One way to think about eventual consistency of file listing is to argue that we get a wrong answer. This is correct to some extent but not powerful enough to do something about it. To do something about it, we need to dig a bit deeper and understand the nature of this wrongness. I find it useful to characterise this in the following form:
  • Ghost files 
  • Conceived files 
Lets try to understand what they mean. Ghost files are files which are listed by the file listing operation but they have actually been deleted from the file system. This is a very common reason for job failures in spark and hive. They are called ghost for obvious reasons. Conceived files on the other hand are those files which actually exist, but were not returned by the listing API.  In the happy (immediately unhappy) path, eventual consistency causes jobs to fail, because further operations on ghost file keep failing, irrespective of the number of retries. In the unhappy (short term happy) path, we have data loss because of conceived file, because they are simply missing in the final result,  resulting in incorrect answers.  

Given these two constructs, we can argue that the wrongness of a listing operation will occur either because of Ghost files (files which shouldn't be present in the listing but are) and conceived files (files which should be present in the listing but are not there). We can now have separate solutions for dealing with detection and consequences of these two file classes.

Dealing with Ghost files


Ghost file are files which shouldn't have existed in the listing API to start with. Once they show up, they cause different problem depending on what operations we are doing with these files. Most common problem would be subsequent file not found errors. One way to deal with this is to do a fresh listing operations and do a set subtraction.
Let A be the result of listing operation at time t1
and B be the result of listing operation at time t2,
where t2 > t1.
Set A-B i.e the files which are in A but not in B, is essentially the list of currently known ghost files. Once detected, we can choose to deal with them in some form. One simple way is to ignore the failures caused by ghost files, because we know they should fail.

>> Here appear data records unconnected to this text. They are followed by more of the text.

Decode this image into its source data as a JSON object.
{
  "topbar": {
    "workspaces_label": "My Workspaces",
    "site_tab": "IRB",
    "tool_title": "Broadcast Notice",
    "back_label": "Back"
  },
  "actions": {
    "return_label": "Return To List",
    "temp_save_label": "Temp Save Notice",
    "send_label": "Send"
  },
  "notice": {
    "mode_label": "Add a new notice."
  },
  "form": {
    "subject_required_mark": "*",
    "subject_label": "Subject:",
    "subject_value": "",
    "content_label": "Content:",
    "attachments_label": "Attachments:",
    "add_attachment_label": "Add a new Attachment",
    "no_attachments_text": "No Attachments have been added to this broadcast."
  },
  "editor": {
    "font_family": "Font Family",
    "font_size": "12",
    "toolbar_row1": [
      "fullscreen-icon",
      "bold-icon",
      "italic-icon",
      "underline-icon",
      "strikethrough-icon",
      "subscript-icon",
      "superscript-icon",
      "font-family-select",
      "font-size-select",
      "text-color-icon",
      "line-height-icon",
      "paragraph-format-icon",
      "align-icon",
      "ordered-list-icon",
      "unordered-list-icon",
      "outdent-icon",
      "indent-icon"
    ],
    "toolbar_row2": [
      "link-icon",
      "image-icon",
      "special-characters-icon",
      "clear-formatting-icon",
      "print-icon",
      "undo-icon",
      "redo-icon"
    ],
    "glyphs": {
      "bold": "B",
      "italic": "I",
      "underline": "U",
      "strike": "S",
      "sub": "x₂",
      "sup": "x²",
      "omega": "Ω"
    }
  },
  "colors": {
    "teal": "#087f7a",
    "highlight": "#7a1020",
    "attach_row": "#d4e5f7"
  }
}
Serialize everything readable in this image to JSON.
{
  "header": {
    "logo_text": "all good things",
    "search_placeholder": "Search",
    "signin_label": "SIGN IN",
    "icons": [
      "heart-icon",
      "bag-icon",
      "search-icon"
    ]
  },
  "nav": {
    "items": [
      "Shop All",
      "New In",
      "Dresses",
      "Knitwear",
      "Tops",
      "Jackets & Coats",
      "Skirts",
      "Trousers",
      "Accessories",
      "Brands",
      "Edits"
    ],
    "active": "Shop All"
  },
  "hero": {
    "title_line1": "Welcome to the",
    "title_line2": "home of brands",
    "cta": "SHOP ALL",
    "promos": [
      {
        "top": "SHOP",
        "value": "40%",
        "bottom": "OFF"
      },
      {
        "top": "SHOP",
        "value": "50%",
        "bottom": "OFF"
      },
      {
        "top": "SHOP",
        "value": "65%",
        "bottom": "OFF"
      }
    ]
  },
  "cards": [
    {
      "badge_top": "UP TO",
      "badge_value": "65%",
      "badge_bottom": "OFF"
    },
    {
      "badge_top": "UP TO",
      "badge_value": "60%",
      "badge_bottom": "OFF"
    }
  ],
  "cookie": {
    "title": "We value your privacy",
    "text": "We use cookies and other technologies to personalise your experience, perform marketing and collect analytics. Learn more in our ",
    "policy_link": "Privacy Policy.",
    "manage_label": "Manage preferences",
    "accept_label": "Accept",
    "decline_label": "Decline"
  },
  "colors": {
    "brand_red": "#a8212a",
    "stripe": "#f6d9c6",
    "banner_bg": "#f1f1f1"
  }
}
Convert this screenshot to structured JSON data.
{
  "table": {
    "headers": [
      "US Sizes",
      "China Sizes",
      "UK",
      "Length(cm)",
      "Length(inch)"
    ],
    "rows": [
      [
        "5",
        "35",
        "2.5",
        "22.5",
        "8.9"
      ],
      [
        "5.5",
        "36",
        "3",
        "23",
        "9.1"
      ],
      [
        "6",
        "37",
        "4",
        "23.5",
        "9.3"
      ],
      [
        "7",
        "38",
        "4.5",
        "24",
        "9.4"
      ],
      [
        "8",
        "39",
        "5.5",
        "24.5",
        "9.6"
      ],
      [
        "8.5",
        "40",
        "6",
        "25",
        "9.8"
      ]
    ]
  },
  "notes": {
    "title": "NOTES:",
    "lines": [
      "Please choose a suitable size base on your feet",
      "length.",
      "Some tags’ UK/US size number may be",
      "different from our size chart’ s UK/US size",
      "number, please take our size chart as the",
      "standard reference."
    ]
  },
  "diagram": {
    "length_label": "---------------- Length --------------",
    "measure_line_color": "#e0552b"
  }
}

The other option is to remove them from our task queue, because we know they are not part of the final solution set. We might need to iterate multiple times (say, till a fixed point) to find out all the ghost files.

Dealing with Conceived files


Conceived files are the files which didn't even show up.
Lets again consider that A be the result of listing operation at time t1
and B be the result of listing operation at time t2,
where t2 > t1.
Set B-A i.e the files which are in B but were not in A, is essentially the list of current known conceived files. These are files which we would have missed if we only do a single listing operation. Once detected, we can choose to deal with them in some form.  Handling of conceived files is relatively simple. We just need to add them to our working set. We might need to iterate multiple times (say, till a fixed point) to find out all the conceived files and treat them as if they were part of the original listing operation. 

It is tempting to say why not wait until the system has become consistent before starting the work. In theory it works, it practice we don't know how much time it will take. Starting with whatever information we can get from the listing API, we get a head start and can keep revising our task set depending upon what further listing API reveals. What we get through this approach is correctness but without introducing any performance penalties.

In conclusion, we can deal with eventual consistency in file listing operations by repeating the listing operation, detecting ghost and conceived files and modifying our work queues to take our new knowledge about the listing status into account.